Ferentz is honorary chairman of the project in Iowa, Ohio State coach Urban Meyer in Ohio. Fornear said Penn State coach Bill O'Brien has agreed to join his team in Pennsylvania after the season.
"Our goal is to get this thing going in three states every year until we have all 50 covered," Fornear said.
Fornear, 58, knows he won't live long enough to see that happen. That will be up to Ferentz, Meyer, O'Brien, Joyce -- the project's chairman -- and so many others. Fornear began experiencing muscle fatigue during his workouts in April. "It kept getting worse," he said. "By July, I couldn't twist open a gallon of milk with my right hand."

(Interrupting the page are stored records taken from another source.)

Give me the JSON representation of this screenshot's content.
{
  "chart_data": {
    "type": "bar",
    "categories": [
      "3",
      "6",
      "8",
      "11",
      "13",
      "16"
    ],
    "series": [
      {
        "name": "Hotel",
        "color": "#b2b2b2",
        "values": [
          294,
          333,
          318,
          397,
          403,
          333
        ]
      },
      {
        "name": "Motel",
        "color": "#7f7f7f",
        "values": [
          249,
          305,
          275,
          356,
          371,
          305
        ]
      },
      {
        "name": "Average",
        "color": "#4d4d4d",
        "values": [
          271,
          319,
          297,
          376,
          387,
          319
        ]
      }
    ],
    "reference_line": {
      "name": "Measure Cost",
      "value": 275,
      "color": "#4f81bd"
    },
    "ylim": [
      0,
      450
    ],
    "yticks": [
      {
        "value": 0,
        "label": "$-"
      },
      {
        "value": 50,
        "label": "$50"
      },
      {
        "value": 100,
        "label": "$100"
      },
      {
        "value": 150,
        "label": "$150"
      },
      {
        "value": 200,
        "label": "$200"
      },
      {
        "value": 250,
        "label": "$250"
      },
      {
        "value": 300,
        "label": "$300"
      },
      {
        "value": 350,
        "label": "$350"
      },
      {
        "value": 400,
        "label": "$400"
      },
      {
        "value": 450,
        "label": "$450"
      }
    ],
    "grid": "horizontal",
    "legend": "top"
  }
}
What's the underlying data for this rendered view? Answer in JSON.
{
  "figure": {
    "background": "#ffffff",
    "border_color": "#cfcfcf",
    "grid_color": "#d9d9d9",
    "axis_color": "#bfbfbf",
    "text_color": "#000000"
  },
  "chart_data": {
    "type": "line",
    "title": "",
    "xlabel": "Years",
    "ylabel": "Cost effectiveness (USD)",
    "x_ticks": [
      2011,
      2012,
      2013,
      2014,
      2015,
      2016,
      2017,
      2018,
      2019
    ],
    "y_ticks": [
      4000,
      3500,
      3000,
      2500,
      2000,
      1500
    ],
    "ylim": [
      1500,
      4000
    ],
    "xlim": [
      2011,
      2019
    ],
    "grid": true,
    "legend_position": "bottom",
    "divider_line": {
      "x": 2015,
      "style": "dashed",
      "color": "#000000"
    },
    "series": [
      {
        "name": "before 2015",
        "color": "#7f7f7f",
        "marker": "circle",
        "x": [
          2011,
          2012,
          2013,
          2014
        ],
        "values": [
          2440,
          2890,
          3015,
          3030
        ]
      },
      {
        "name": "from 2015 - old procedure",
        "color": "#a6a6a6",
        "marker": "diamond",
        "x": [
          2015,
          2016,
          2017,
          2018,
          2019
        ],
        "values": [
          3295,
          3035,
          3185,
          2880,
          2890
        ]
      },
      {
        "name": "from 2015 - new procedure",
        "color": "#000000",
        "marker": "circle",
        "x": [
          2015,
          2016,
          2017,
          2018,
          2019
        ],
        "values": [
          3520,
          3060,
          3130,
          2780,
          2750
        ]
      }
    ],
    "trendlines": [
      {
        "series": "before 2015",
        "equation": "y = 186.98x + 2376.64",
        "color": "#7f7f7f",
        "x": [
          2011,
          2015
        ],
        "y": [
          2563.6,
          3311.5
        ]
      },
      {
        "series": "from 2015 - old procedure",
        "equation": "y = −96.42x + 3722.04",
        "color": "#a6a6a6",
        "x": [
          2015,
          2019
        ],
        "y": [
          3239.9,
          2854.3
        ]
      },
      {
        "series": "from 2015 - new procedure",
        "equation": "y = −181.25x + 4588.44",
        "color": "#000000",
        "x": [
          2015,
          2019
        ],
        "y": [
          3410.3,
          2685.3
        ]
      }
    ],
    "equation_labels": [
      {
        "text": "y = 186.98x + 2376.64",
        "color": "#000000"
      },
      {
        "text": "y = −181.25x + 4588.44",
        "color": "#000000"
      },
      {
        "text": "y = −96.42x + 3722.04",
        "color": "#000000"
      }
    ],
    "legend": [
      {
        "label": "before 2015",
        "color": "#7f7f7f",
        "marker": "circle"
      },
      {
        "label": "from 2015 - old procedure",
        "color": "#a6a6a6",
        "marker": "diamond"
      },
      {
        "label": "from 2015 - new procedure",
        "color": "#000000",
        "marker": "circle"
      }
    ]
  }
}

The diagnosis was Amyotrophic Lateral Sclerosis, better known as Lou Gehrig's Disease. It is an incurable, fatal neuromuscular disease.
"It's really kicking my butt," Fornear said.
It's hard on Fornear's wife, Beth, his primary caregiver. They have two daughters -- Megan, 30, and Molly, 25. Tears filled Fornear's eyes when he mentioned that Molly celebrated her birthday last week. "I won't be around to see her next birthday," he said.
But Fornear hardly is feeling sorry for himself. Each day, he gets up and works on the project's websites, which he designed. He struggles to lift his laptop onto a big pillow on his lap and struggles to get it open. He's thankful he still can type with the index finger on each hand, although he knows that ability soon will go. He plans to keep preaching his message for as long as he can.
"We need everybody," Fornear said. "We need big corporations, but we also need the little guys. There are a million causes out there. I know that. But this one is a no-brainer to me. These people have given so much for us. They were willing to give their life."
Fornear's wish is that the Homeless Veterans Project does for troubled vets what the Pittsburgh Promise is doing for Pittsburgh public school students.
It is not inaccurate to suggest it is his dying wish.